Guest opinion: Courts, lawmakers shouldn’t make call on who’s media

Journalists of a certain age — those on the other side of 50 — might remember watching a 1973 documentary film in college journalism classes that chronicled a small publication, less than 5,300 subscribers at its start, run by Isidore F. Stone, a reporter, author and for the final 17 years of his career from 1953 to 1971, publisher of his own newsletter, I.F. Stone’s Weekly.

The newsletter’s staff was small, just Stone and his wife, working from a small office and a cluttered desk, piled with documents, clippings and a manual typewriter. Stone was a constant critic of two entities: government, regardless of party — “All governments lie,” Stone said — and the conventional news media he believed was too cozy with government officials. Shunned by presidential administrations and some in journalism, Stone had only documents, transcripts and press clippings to work from, yet he published reports that broke news regarding federal budgets, civil rights, the military, the Korean War, the Vietnam War, the Cold War and McCarthyism, among other subjects.

Stone was an outsider, yet still a recognized journalist. Yet a decision last month by the Washington state Supreme Court might now deny someone like Stone access to public records that are available to other newspapers and news broadcasters, especially if that person’s publication is a blog or a YouTube channel and that person operates as a newsroom of one.

A May 27 ruling by the state high court, which reversed a Thurston County Superior Court determination, held that Brian Green, producer of the “Libertys (sic) Champion” YouTube channel could be denied public records — specifically the photos and birthdates of Pierce County jail officers and sheriff’s deputies involved in a 2014 scuffle with him — records that ordinarily would be made available to other news outlets, under a 2019 state Supreme Court case.

The court — interpreting a 2007 state law that is intended to shield newspapers, broadcast outlets and online publications from being compelled to testify or disclose sources — determined that the Legislature meant to define “news media” as “an entity that is in the regular business of news gathering and disseminating news or information to the public.”

Writing for the 7-2 majority, Justice Raquel Montoya-Lewis determined the court was bound by the Legislature’s intent in the 2007 law: “We conclude that the statutory definition of ‘news media’ requires an entity with a legal identity separate from the individual. Here, Brian Green has not proved that he or the Libertys Champion YouTube channel meets the statutory definition of ‘news media,’ and, thus, he is not entitled to the exempt records.”

In other words: Because Green’s “Libertys Champion” YouTube channel — which has about 700 more subscribers than Stone’s Weekly did at its start — doesn’t have a separate legal identity, he and his channel are not “news media.” Would the same then have applied to “I.F. Stone’s Weekly,” even with its correct use of the possessive apostrophe?

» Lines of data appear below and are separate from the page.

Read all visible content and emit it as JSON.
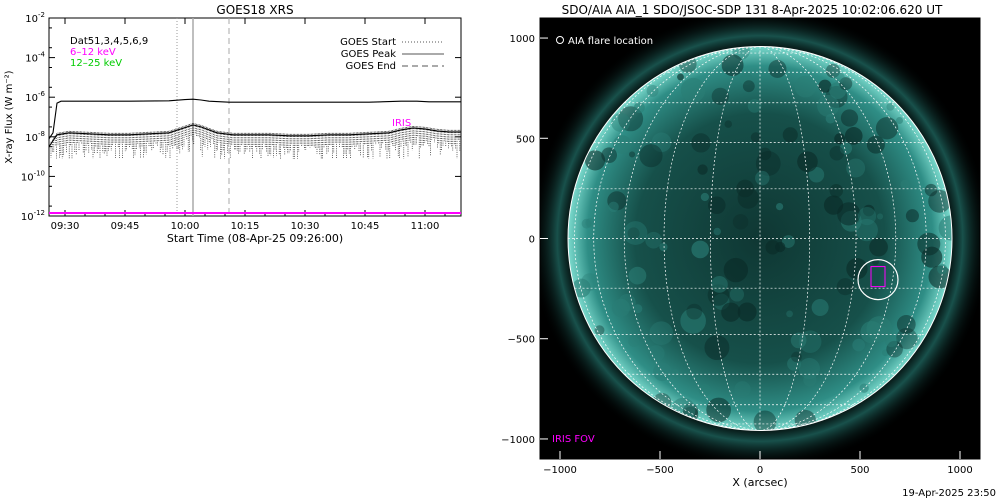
{
  "chart_data": [
    {
      "type": "line",
      "title": "GOES18 XRS",
      "xlabel": "Start Time (08-Apr-25 09:26:00)",
      "ylabel": "X-ray Flux (W m⁻²)",
      "x_tick_labels": [
        "09:30",
        "09:45",
        "10:00",
        "10:15",
        "10:30",
        "10:45",
        "11:00"
      ],
      "x_tick_minutes": [
        4,
        19,
        34,
        49,
        64,
        79,
        94
      ],
      "xlim_minutes": [
        0,
        103
      ],
      "ylim_log10": [
        -12,
        -2
      ],
      "y_tick_exponents": [
        -12,
        -10,
        -8,
        -6,
        -4,
        -2
      ],
      "y_log_scale": true,
      "legend_left": [
        {
          "text": "Dat51,3,4,5,6,9",
          "color": "#000000"
        },
        {
          "text": "6–12 keV",
          "color": "#ff00ff"
        },
        {
          "text": "12–25 keV",
          "color": "#00cc00"
        }
      ],
      "legend_right": [
        {
          "text": "GOES Start",
          "style": "dotted"
        },
        {
          "text": "GOES Peak",
          "style": "solid"
        },
        {
          "text": "GOES End",
          "style": "dashed"
        }
      ],
      "event_lines_minutes": {
        "start": 32,
        "peak": 36,
        "end": 45
      },
      "annotation": {
        "text": "IRIS",
        "color": "#ff00ff"
      },
      "series": [
        {
          "name": "",
          "color": "#000000",
          "x": [
            0,
            1,
            2,
            3,
            4,
            10,
            20,
            30,
            34,
            36,
            38,
            40,
            45,
            50,
            60,
            70,
            80,
            88,
            92,
            95,
            103
          ],
          "log10_flux": [
            -8.1,
            -7.8,
            -6.3,
            -6.2,
            -6.2,
            -6.2,
            -6.2,
            -6.18,
            -6.12,
            -6.1,
            -6.14,
            -6.2,
            -6.25,
            -6.25,
            -6.25,
            -6.25,
            -6.25,
            -6.2,
            -6.2,
            -6.23,
            -6.23
          ]
        },
        {
          "name": "",
          "color": "#000000",
          "x": [
            0,
            2,
            5,
            10,
            15,
            20,
            25,
            30,
            33,
            36,
            38,
            42,
            46,
            50,
            55,
            60,
            65,
            70,
            75,
            80,
            85,
            88,
            91,
            94,
            97,
            100,
            103
          ],
          "log10_flux": [
            -8.5,
            -7.9,
            -7.8,
            -7.85,
            -7.9,
            -7.9,
            -7.85,
            -7.8,
            -7.6,
            -7.4,
            -7.5,
            -7.8,
            -7.9,
            -7.9,
            -7.9,
            -7.95,
            -7.95,
            -7.9,
            -7.9,
            -7.85,
            -7.8,
            -7.65,
            -7.55,
            -7.6,
            -7.7,
            -7.75,
            -7.75
          ]
        },
        {
          "name": "",
          "color": "#ff00ff",
          "x": [
            0,
            103
          ],
          "log10_flux": [
            -11.85,
            -11.85
          ]
        }
      ]
    },
    {
      "type": "scatter",
      "title": "SDO/AIA AIA_1 SDO/JSOC-SDP 131  8-Apr-2025 10:02:06.620 UT",
      "xlabel": "X (arcsec)",
      "ylabel": "",
      "xlim": [
        -1100,
        1100
      ],
      "ylim": [
        -1100,
        1100
      ],
      "x_ticks": [
        -1000,
        -500,
        0,
        500,
        1000
      ],
      "y_ticks": [
        -1000,
        -500,
        0,
        500,
        1000
      ],
      "x_tick_labels": [
        "−1000",
        "−500",
        "0",
        "500",
        "1000"
      ],
      "y_tick_labels": [
        "−1000",
        "−500",
        "0",
        "500",
        "1000"
      ],
      "solar_radius_arcsec": 960,
      "grid": true,
      "legend_text": "AIA flare location",
      "iris_fov_label": "IRIS FOV",
      "flare_location": {
        "x": 590,
        "y": -205
      },
      "flare_circle_radius_arcsec": 100,
      "iris_fov_box": {
        "x": [
          555,
          625
        ],
        "y": [
          -240,
          -140
        ]
      },
      "disk_color": "#2f8e86",
      "limb_color": "#7ad9cc",
      "iris_color": "#ff00ff"
    }
  ],
  "footer": {
    "timestamp": "19-Apr-2025 23:50"
  }
}
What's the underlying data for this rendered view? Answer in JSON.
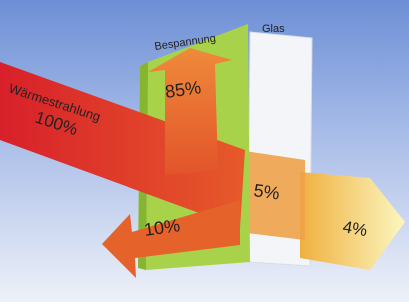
{
  "diagram": {
    "source": {
      "label": "Wärmestrahlung",
      "value": "100%"
    },
    "film": {
      "label": "Bespannung",
      "reflected": "85%",
      "returned": "10%"
    },
    "glass": {
      "label": "Glas",
      "inside": "5%",
      "through": "4%"
    }
  }
}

And why is a separate legal identity necessary to confer the right of access to public records? This Editorial Board has argued numerous times that the state’s Open Public Meetings Act and Public Records Act make clear the intent to ensure public meetings and records are made available to “the people.” News media frequently act as the people’s representative, but that relationship shouldn’t be used to exclude any member of the public from access to either government records or meetings.

Some have suggested an easy fix for Green and his quest for records access: delineate himself from his YouTube channel. The Seattle Times columnist Brier Dudley suggested Green could join with other DIY journalists or form a corporation to meet the court’s definition of “news media.” But what does such hoop-jumping accomplish? Filing as a limited liability company doesn’t confer on Green or others like him any additional level or responsibility or understanding of media ethics. His YouTube channel doesn’t become more legitimate with LLC at the end of Libertys Champion.

There’s legitimate concern that the distinction used by the court is necessary to protect the news media’s shield law. Allied Daily Newspapers, filing a friend-of-the-court brief in the case, wrote: “There is a danger of stretching the definition so far as to jeopardize the law’s continued existence. If the term ‘news media’ includes everyone posting commentary online or self-identifying as journalists, the potential impact on the justice system is significant.”

As long as we’re making slippery-slope arguments, however, there may be more here at risk for access to public records than to legal protections for the working press.

Admittedly, there are no easy answers or bright lines here. Many have and will continue to use “the people’s right to know” and a reporter’s hat with a “PRESS” card as cover for vendettas, personal and political. But tolerating those abuses provides the best protection against the loss of access to what belongs to the public.

The preamble to the state’s 1971 Open Public Meetings Act makes the case simply about with whom those rights of access reside:

“The people, in delegating authority, do not give their public servants the right to decide what is good for the people to know and what is not good for them to know.”

Nor have the people given courts or lawmakers the authority to determine who’s a journalist and who isn’t.